Présentation de l’intervenant
 
Wassim Nasr est diplômé d’un BA International Affairs & Diplomacy, d’un troisième cycle en relations internationales approfondies et d’un master 2 en défense, sécurité et gestion de crise.
Il a participé, en tant que journaliste et consultant, à l’élaboration et à la réalisation du film documentaire « Le studio de la terreur » avec l’agence CAPA pour Canal+ qui a été nominé parmi les quatre finalistes des Emmy Awards Documentary 2017. Il est par ailleurs l’auteur de « État islamique, le fait accompli » aux éditions Plon (2016).
Journaliste spécialisé des mouvements et mouvances jihadistes pour les trois antennes de France 24, il  s’appuie principalement  sur des sources de première main. Il entre donc directement en contact avec les premiers concernés : les jihadistes, qu’ils soient Français (minorité dont on ne peut malheureusement tirer que peu d’informations utiles) ou bien arabes (souvent Syriens, Irakiens ou Saoudiens). Pour ce faire, il a recours aux discussions formelles et informelles sur les réseaux sociaux, aux rencontres physiques ou à l’envoi de questions qu’il adresse directement à des membres haut placés de l’organisation qu’il vise, l’État islamique ou  Al-Qaïda et ses filiales.
Il a par exemple eu l’occasion de s’adresser au numéro trois d’Al-Qaïda pour la Péninsule Arabique (AQPA) quelques mois avant l’attaque de Charlie Hebdo revendiquée par le groupe. Plus récemment, il a envoyé douze questions au chef du conseil des anciens d’Al-Qaïda au Maghreb Islamique (AQMI). Sur cette approche inédite, Wassim Nasr confie que l’échange a été long – plus de huit mois – et périlleux. En effet, son interlocuteur s’est, au premier abord, montré réticent à l’idée de répondre à toutes les questions et en particulier à l’une d’entre elles concernant la relation avec l’EI désormais implanté au Sahel. Il s’est exprimé le 30 mai dernier sur le plateau de France 24 en révélant une partie du contenu de cette échange.
 
Rappels historiques : Qu’est-ce que l’État islamique ?
 

  • L’apparition du groupe État islamique en Irak

L’auteur explique que si beaucoup ont découvert l’EI en 2014 lors de la prise de Mossoul et l’instauration du Califat, ce dernier existe en réalité depuis 2006. Sa création relève d’une coalition entre Al-Qaïda de Mésopotamie et plusieurs clans sunnites d’Irak. L’organisation de l’époque est parvenue à gagner beaucoup de territoires mais s’est heurtée à la puissance américaine. Les États-Unis, pour contrôler l’influence de l’EI, ont fait un grand nombre de promesses politiques aux chefs des clans sunnites, entraînant une réduction des rangs de l’EI à seulement quelques combattants. Toutefois, ces promesses, n’étaient pas du goût du nouveau pouvoir chiite de Bagdad, ce qui n’a pas permis de partager le pouvoir. Les sunnites ont ainsi été marginalisés de toutes décisions et rôle politique.

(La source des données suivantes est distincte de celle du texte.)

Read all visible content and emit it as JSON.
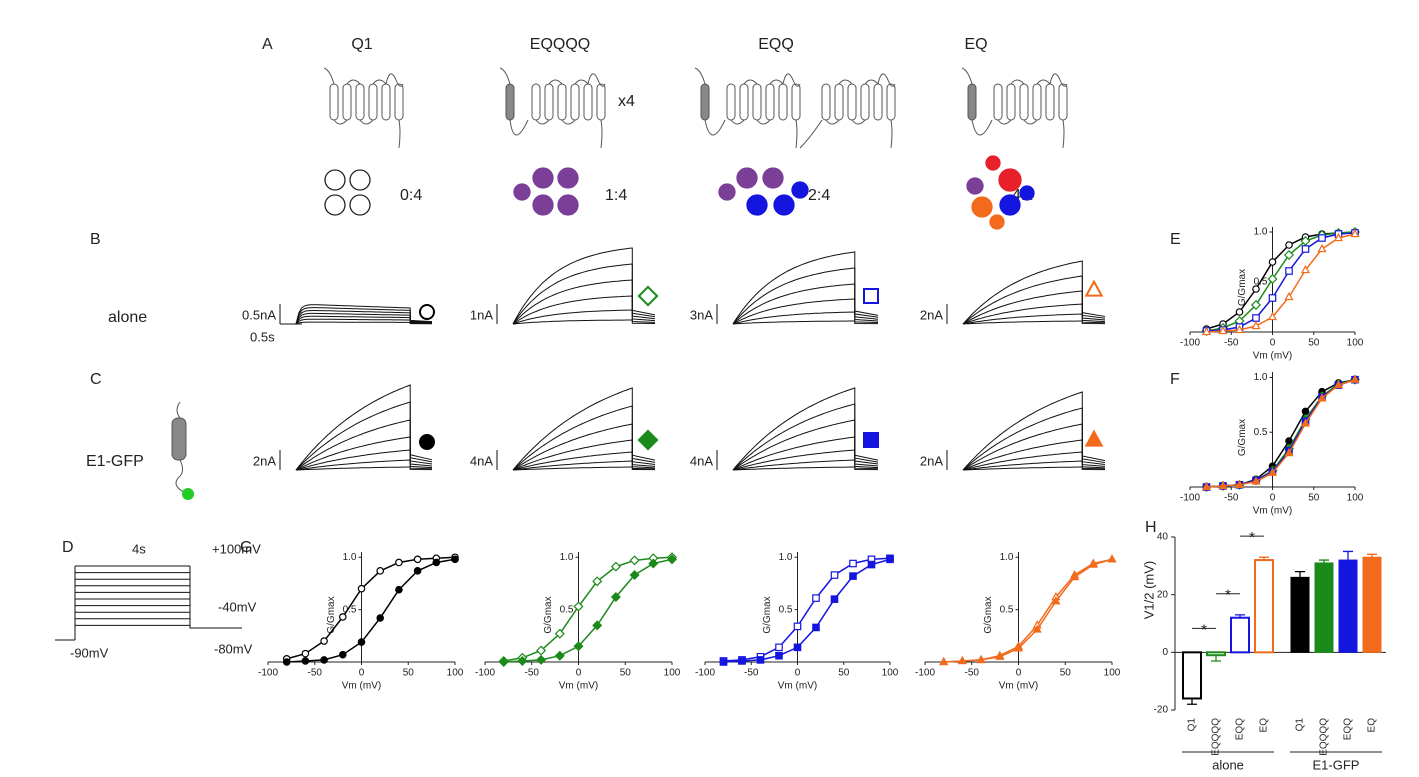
{
  "panels": [
    "A",
    "B",
    "C",
    "D",
    "E",
    "F",
    "G",
    "H"
  ],
  "constructs": [
    {
      "name": "Q1",
      "stoichiometry": "0:4"
    },
    {
      "name": "EQQQQ",
      "multiplier": "x4",
      "stoichiometry": "1:4"
    },
    {
      "name": "EQQ",
      "stoichiometry": "2:4"
    },
    {
      "name": "EQ",
      "stoichiometry": "4:4"
    }
  ],
  "row_labels": [
    "alone",
    "E1-GFP"
  ],
  "scale_bars": {
    "alone": [
      "0.5nA",
      "1nA",
      "3nA",
      "2nA"
    ],
    "time": "0.5s",
    "e1": [
      "2nA",
      "4nA",
      "4nA",
      "2nA"
    ]
  },
  "protocol": {
    "duration": "4s",
    "top": "+100mV",
    "mid": "-40mV",
    "bottom": "-80mV",
    "holding": "-90mV"
  },
  "chart_data": [
    {
      "type": "line",
      "x_label": "Vm (mV)",
      "y_label": "G/Gmax",
      "x": [
        -80,
        -60,
        -40,
        -20,
        0,
        20,
        40,
        60,
        80,
        100
      ],
      "xlim": [
        -100,
        100
      ],
      "xticks": [
        -100,
        -50,
        0,
        50,
        100
      ],
      "ylim": [
        0,
        1.05
      ],
      "yticks": [
        0.5,
        {
          "value": 1,
          "label": "1.0"
        }
      ],
      "series": [
        {
          "color": "#000000",
          "marker": "circle",
          "fill": "open",
          "values": [
            0.03,
            0.08,
            0.2,
            0.43,
            0.7,
            0.87,
            0.95,
            0.98,
            0.99,
            1.0
          ]
        },
        {
          "color": "#1b8a1b",
          "marker": "diamond",
          "fill": "open",
          "values": [
            0.01,
            0.04,
            0.11,
            0.27,
            0.53,
            0.77,
            0.91,
            0.97,
            0.99,
            1.0
          ]
        },
        {
          "color": "#1515e0",
          "marker": "square",
          "fill": "open",
          "values": [
            0.01,
            0.02,
            0.05,
            0.14,
            0.34,
            0.61,
            0.83,
            0.94,
            0.98,
            0.99
          ]
        },
        {
          "color": "#f26a1b",
          "marker": "triangle",
          "fill": "open",
          "values": [
            0,
            0.01,
            0.02,
            0.06,
            0.15,
            0.35,
            0.62,
            0.83,
            0.94,
            0.98
          ]
        }
      ]
    },
    {
      "type": "line",
      "x_label": "Vm (mV)",
      "y_label": "G/Gmax",
      "x": [
        -80,
        -60,
        -40,
        -20,
        0,
        20,
        40,
        60,
        80,
        100
      ],
      "xlim": [
        -100,
        100
      ],
      "xticks": [
        -100,
        -50,
        0,
        50,
        100
      ],
      "ylim": [
        0,
        1.05
      ],
      "yticks": [
        0.5,
        {
          "value": 1,
          "label": "1.0"
        }
      ],
      "series": [
        {
          "color": "#000000",
          "marker": "circle",
          "fill": "filled",
          "values": [
            0,
            0.01,
            0.02,
            0.07,
            0.19,
            0.42,
            0.69,
            0.87,
            0.95,
            0.98
          ]
        },
        {
          "color": "#1b8a1b",
          "marker": "diamond",
          "fill": "filled",
          "values": [
            0,
            0.01,
            0.02,
            0.06,
            0.15,
            0.35,
            0.62,
            0.83,
            0.94,
            0.98
          ]
        },
        {
          "color": "#1515e0",
          "marker": "square",
          "fill": "filled",
          "values": [
            0,
            0.01,
            0.02,
            0.06,
            0.14,
            0.33,
            0.6,
            0.82,
            0.93,
            0.98
          ]
        },
        {
          "color": "#f26a1b",
          "marker": "triangle",
          "fill": "filled",
          "values": [
            0,
            0.01,
            0.02,
            0.05,
            0.13,
            0.31,
            0.58,
            0.81,
            0.93,
            0.98
          ]
        }
      ]
    },
    {
      "type": "line",
      "x_label": "Vm (mV)",
      "y_label": "G/Gmax",
      "x": [
        -80,
        -60,
        -40,
        -20,
        0,
        20,
        40,
        60,
        80,
        100
      ],
      "xlim": [
        -100,
        100
      ],
      "xticks": [
        -100,
        -50,
        0,
        50,
        100
      ],
      "ylim": [
        0,
        1.05
      ],
      "yticks": [
        0.5,
        {
          "value": 1,
          "label": "1.0"
        }
      ],
      "series": [
        {
          "color": "#000000",
          "marker": "circle",
          "fill": "open",
          "values": [
            0.03,
            0.08,
            0.2,
            0.43,
            0.7,
            0.87,
            0.95,
            0.98,
            0.99,
            1.0
          ]
        },
        {
          "color": "#000000",
          "marker": "circle",
          "fill": "filled",
          "values": [
            0,
            0.01,
            0.02,
            0.07,
            0.19,
            0.42,
            0.69,
            0.87,
            0.95,
            0.98
          ]
        }
      ]
    },
    {
      "type": "line",
      "x_label": "Vm (mV)",
      "y_label": "G/Gmax",
      "x": [
        -80,
        -60,
        -40,
        -20,
        0,
        20,
        40,
        60,
        80,
        100
      ],
      "xlim": [
        -100,
        100
      ],
      "xticks": [
        -100,
        -50,
        0,
        50,
        100
      ],
      "ylim": [
        0,
        1.05
      ],
      "yticks": [
        0.5,
        {
          "value": 1,
          "label": "1.0"
        }
      ],
      "series": [
        {
          "color": "#1b8a1b",
          "marker": "diamond",
          "fill": "open",
          "values": [
            0.01,
            0.04,
            0.11,
            0.27,
            0.53,
            0.77,
            0.91,
            0.97,
            0.99,
            1.0
          ]
        },
        {
          "color": "#1b8a1b",
          "marker": "diamond",
          "fill": "filled",
          "values": [
            0,
            0.01,
            0.02,
            0.06,
            0.15,
            0.35,
            0.62,
            0.83,
            0.94,
            0.98
          ]
        }
      ]
    },
    {
      "type": "line",
      "x_label": "Vm (mV)",
      "y_label": "G/Gmax",
      "x": [
        -80,
        -60,
        -40,
        -20,
        0,
        20,
        40,
        60,
        80,
        100
      ],
      "xlim": [
        -100,
        100
      ],
      "xticks": [
        -100,
        -50,
        0,
        50,
        100
      ],
      "ylim": [
        0,
        1.05
      ],
      "yticks": [
        0.5,
        {
          "value": 1,
          "label": "1.0"
        }
      ],
      "series": [
        {
          "color": "#1515e0",
          "marker": "square",
          "fill": "open",
          "values": [
            0.01,
            0.02,
            0.05,
            0.14,
            0.34,
            0.61,
            0.83,
            0.94,
            0.98,
            0.99
          ]
        },
        {
          "color": "#1515e0",
          "marker": "square",
          "fill": "filled",
          "values": [
            0,
            0.01,
            0.02,
            0.06,
            0.14,
            0.33,
            0.6,
            0.82,
            0.93,
            0.98
          ]
        }
      ]
    },
    {
      "type": "line",
      "x_label": "Vm (mV)",
      "y_label": "G/Gmax",
      "x": [
        -80,
        -60,
        -40,
        -20,
        0,
        20,
        40,
        60,
        80,
        100
      ],
      "xlim": [
        -100,
        100
      ],
      "xticks": [
        -100,
        -50,
        0,
        50,
        100
      ],
      "ylim": [
        0,
        1.05
      ],
      "yticks": [
        0.5,
        {
          "value": 1,
          "label": "1.0"
        }
      ],
      "series": [
        {
          "color": "#f26a1b",
          "marker": "triangle",
          "fill": "open",
          "values": [
            0,
            0.01,
            0.02,
            0.06,
            0.15,
            0.35,
            0.62,
            0.83,
            0.94,
            0.98
          ]
        },
        {
          "color": "#f26a1b",
          "marker": "triangle",
          "fill": "filled",
          "values": [
            0,
            0.01,
            0.02,
            0.05,
            0.13,
            0.31,
            0.58,
            0.81,
            0.93,
            0.98
          ]
        }
      ]
    },
    {
      "type": "bar",
      "y_label": "V1/2 (mV)",
      "categories": [
        "Q1",
        "EQQQQ",
        "EQQ",
        "EQ",
        "Q1",
        "EQQQQ",
        "EQQ",
        "EQ"
      ],
      "values": [
        -16,
        -1,
        12,
        32,
        26,
        31,
        32,
        33
      ],
      "errors": [
        2,
        2,
        1,
        1,
        2,
        1,
        3,
        1
      ],
      "colors": [
        "#000000",
        "#1b8a1b",
        "#1515e0",
        "#f26a1b",
        "#000000",
        "#1b8a1b",
        "#1515e0",
        "#f26a1b"
      ],
      "styles": [
        "open",
        "open",
        "open",
        "open",
        "filled",
        "filled",
        "filled",
        "filled"
      ],
      "groups": [
        "alone",
        "E1-GFP"
      ],
      "annotations": [
        "*",
        "*",
        "*"
      ],
      "ylim": [
        -20,
        40
      ],
      "yticks": [
        -20,
        0,
        20,
        40
      ]
    }
  ]
}
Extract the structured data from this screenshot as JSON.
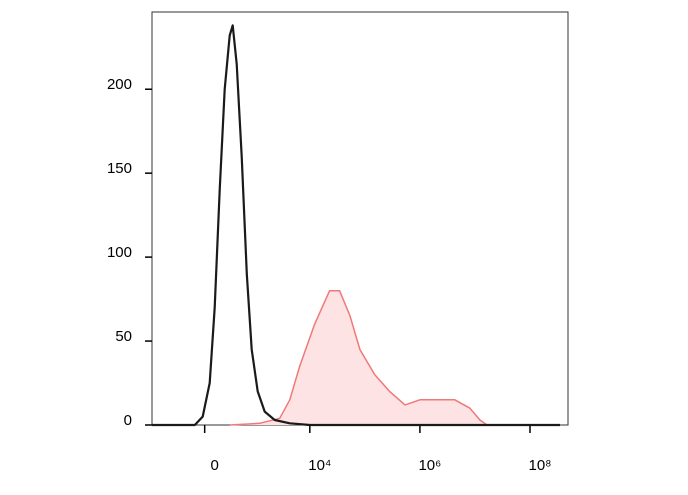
{
  "chart_data": {
    "type": "histogram-overlay",
    "xscale": "asinh",
    "xlim": [
      -1100,
      490000000
    ],
    "xticks": [
      0,
      {
        "value": 10000,
        "label": "10⁴"
      },
      {
        "value": 1000000,
        "label": "10⁶"
      },
      {
        "value": 100000000,
        "label": "10⁸"
      }
    ],
    "ylim": [
      0,
      246
    ],
    "yticks": [
      0,
      50,
      100,
      150,
      200
    ],
    "series": [
      {
        "color": "#f07878",
        "fill": "#fde3e3",
        "x": [
          308,
          1218,
          2830,
          4330,
          6540,
          12230,
          22900,
          34800,
          53600,
          81300,
          151000,
          281000,
          536000,
          1000000,
          2290000,
          4300000,
          8100000,
          12300000,
          16600000
        ],
        "values": [
          0,
          1,
          4,
          15,
          35,
          60,
          80,
          80,
          65,
          45,
          30,
          20,
          12,
          15,
          15,
          15,
          10,
          3,
          0
        ]
      },
      {
        "color": "#1a1a1a",
        "x": [
          -1100,
          -105,
          -20,
          52,
          106,
          165,
          231,
          308,
          359,
          438,
          553,
          694,
          863,
          1119,
          1503,
          2298,
          4330,
          10000,
          350000000
        ],
        "values": [
          0,
          0,
          5,
          25,
          70,
          140,
          200,
          232,
          238,
          215,
          160,
          90,
          45,
          20,
          8,
          3,
          1,
          0,
          0
        ]
      }
    ]
  }
}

  • L’expansion de la graine jihadiste vers la Syrie

Wassim Nasr rappelle ensuite qu’au début des dites révolutions arabes de 2011, l’EI n’était donc qu’un groupuscule avec peu de moyens financiers ou humains. Cependant, celui-ci comptait déjà dans ses rangs quelques jihadistes étrangers dont des Syriens. À l’aube de l’année 2012, Abou Bakr al-Baghdadi, à la tête de l’organisation depuis 2010, décide d’envoyer certains de ses combattants, jihadistes syriens, vers la Syrie. Ces combattants ne sont pas nombreux et passent la frontière par Chehyl, bastion logistique  d’Al-Qaïda depuis 2003. À leur arrivée en Syrie, c’est sous le label du Front al-Nosra ( Front pour le soutien des Gens du Châm) qu’ils se distinguent. M. Nasr explique ensuite que c’est ce même label qui, grâce à la mise en place d’opérations efficaces contre le régime de Damas, a semé la graine jihadiste en Syrie. Les opérations sont d’une telle qualité que beaucoup pensaient que cette organisation était une fabrication du régime syrien. Mais s’était sans compter les années de combats en Irak.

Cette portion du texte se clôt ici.